His return was personal.
His name does not stir headlines in Tel Aviv. Never the diplomat chased by microphones or followed by scandal. He doesn’t shake hands for show; he reroutes power between nations. Deliberate. Unseen. Until it works.
He built alliances that held. Yields that tally. Tech that landed.
It’s traction over theater. And, instead of pomp, plumbing.
Under his watch, the embassy became a launchpad for greenhouses, irrigation systems, education programs.
There are now Filipino farmers harvesting lettuce under Israeli-designed shade nets in Bulacan. There are irrigation valves in Tarlac that whisper Hebrew engineering. There are students in Taguig learning in classrooms funded, in part, by the Israeli government.
He remembers who helped. He insists that history must be learned. And on this, his final speech, he reached back to 1939.
“We remember how President Quezon allowed 1,200 Jewish refugees escaping death and murder by the Nazis in Europe to enter into the Philippines,” he said.
It is the kind of story you carry with you because it carried your people when no one else would.
“That gesture,” he said, “is a light in a very dark time.”
He paused.
Mr. Fluss is not slick. He does not dazzle. He stays in the moment until it has finished breathing.
In one of the more ambitious moves of his tenure, Mr. Fluss brokered a deal between Metro Pacific AgroVentures and the Israeli LR Group to construct a 3.5-hectare greenhouse facility, the largest in the Philippines.
“President Marcos, during our first meeting, asked me personally to bring the agro technologies and practices of Israel,” Fluss recalled.

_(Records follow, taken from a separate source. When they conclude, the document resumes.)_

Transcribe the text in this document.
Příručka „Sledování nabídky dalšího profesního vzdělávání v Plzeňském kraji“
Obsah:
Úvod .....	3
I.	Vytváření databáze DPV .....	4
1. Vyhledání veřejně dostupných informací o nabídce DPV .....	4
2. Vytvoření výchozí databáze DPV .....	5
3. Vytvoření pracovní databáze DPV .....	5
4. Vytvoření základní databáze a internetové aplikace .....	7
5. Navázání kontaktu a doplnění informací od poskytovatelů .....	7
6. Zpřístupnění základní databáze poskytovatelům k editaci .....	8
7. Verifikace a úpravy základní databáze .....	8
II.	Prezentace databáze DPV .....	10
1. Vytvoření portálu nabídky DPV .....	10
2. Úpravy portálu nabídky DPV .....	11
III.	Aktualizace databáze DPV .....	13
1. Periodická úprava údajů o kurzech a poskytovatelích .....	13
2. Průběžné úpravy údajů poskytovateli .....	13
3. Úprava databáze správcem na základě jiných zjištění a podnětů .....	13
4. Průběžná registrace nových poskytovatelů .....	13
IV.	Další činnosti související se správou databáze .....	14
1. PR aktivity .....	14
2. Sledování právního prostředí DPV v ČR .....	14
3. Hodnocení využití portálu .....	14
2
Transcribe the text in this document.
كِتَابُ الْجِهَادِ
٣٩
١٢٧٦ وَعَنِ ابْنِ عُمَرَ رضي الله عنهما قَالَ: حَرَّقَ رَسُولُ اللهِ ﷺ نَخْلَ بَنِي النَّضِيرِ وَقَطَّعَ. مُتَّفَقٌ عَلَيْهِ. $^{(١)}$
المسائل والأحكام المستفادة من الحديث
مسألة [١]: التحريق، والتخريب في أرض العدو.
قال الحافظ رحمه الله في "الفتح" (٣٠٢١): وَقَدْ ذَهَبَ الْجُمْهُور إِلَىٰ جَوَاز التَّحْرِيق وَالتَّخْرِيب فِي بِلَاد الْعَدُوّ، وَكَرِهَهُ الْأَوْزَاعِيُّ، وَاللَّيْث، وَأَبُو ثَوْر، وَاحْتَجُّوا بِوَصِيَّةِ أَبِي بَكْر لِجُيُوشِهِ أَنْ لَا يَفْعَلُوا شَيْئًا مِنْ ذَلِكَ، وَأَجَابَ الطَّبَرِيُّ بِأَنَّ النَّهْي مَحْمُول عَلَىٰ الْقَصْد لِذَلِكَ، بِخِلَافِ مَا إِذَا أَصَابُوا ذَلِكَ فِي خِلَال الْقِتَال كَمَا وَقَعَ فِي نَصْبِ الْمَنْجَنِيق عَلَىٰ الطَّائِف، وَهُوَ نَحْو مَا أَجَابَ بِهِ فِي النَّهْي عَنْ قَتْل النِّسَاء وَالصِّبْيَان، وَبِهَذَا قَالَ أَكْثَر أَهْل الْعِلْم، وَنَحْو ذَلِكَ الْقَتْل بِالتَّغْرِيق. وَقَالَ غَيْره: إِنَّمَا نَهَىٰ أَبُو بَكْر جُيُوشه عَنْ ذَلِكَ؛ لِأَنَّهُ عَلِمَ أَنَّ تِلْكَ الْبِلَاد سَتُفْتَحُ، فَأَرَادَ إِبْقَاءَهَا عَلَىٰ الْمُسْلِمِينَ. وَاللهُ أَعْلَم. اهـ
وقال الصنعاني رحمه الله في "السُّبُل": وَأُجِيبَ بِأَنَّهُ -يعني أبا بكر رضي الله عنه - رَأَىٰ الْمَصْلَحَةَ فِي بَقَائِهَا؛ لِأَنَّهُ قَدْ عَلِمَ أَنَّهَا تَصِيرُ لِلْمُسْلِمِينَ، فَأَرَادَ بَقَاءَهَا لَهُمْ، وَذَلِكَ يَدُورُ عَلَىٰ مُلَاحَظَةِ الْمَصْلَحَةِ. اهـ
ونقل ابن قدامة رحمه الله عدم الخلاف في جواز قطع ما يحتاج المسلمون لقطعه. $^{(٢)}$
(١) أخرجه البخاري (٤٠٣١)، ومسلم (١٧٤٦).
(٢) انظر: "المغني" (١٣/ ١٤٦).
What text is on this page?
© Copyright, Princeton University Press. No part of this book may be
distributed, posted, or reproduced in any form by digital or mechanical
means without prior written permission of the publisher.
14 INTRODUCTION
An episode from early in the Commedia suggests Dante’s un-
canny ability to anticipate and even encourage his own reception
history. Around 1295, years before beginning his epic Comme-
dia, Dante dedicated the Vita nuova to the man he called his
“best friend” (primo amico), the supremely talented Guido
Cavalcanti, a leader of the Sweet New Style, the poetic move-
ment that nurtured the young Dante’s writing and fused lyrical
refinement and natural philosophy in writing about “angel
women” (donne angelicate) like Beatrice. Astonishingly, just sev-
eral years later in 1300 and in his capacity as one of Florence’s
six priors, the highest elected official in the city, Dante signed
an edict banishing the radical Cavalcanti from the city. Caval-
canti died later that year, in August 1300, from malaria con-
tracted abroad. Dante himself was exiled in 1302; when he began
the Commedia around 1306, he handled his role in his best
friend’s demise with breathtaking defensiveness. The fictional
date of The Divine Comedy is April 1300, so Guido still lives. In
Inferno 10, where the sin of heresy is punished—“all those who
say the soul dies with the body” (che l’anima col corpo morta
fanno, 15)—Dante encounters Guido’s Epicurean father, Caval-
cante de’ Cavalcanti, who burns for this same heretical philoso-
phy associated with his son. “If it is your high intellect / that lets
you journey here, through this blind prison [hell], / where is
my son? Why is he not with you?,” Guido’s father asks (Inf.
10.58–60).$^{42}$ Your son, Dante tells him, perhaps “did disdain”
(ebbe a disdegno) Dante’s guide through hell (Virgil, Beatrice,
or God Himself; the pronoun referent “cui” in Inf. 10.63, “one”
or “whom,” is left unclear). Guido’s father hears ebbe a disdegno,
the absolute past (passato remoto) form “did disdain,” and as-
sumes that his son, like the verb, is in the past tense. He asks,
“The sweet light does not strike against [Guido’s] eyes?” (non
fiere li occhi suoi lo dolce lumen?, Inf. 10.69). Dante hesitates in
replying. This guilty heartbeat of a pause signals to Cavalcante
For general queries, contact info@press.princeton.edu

For all the numbers, for all the acreage and data points and budget lines, what most people won’t see (and gets buried in the formal releases) is the face he makes when someone mentions the 28,000 OFWs in Israel.
His brow tightens. Softens. Tightens again.
“We are so grateful,” he said, “for their dedication and love for Israel and its people.”
When Hamas launched its attack on 7 October, Mr. Fluss didn’t lead with strategy. He led with sorrow.
That evening, the Israeli flag stood at half-mast. A small detail. A heavy one.
And before he turned to hope, he turned first to grief. He didn’t deflect. He didn’t euphemize. He said it plainly. Two Jews. Murdered in Washington. For being Jews. That was the why. There was no other.
A quiet reminder that antisemitism is not history. It endures. It evolves. It kills.
Without missing a step, he returned to something stronger than fear: Connection.
The alliance between Israel and the Philippines has always been unequal in size, but never in spirit. What binds them, Mr. Fluss said, is not power. It is gratitude.
“Because of you,” he said, voice low but steady, “this journey has been both meaningful and unforgettable.”
He did what few diplomats ever do. He prayed.
“I want to end with an ancient Jewish prayer for peace for Israel, the Philippines and the world: ‘May He who makes peace in the heavens grant peace to us and all our people, and let us say Amen.’”
No anthem could match the quiet weight of that.
No headlines ran with it the next day. But if you were there, you’d know something had closed, gently, and something else had opened in its place.
It’s hard to profile a man like Mr. Fluss. The influence is not in the charisma or controversy. It’s in continuity.
There are few headlines that celebrate infrastructure. Fewer celebrate restraint. But if you trace the pipes, the wires, the roots of cooperation between Israel and the Philippines, you’ll find his fingerprints in the concrete.
You won’t find a monument to Ilan Fluss. Just lettuce in Bulacan, Hebrew valves in Tarlac and a farewell that hit harder than most wars.
Because real diplomacy doesn’t announce itself. It leaves things better.
Years from now, they’ll study the outcomes. And if they’re honest, they’ll find him at the roots.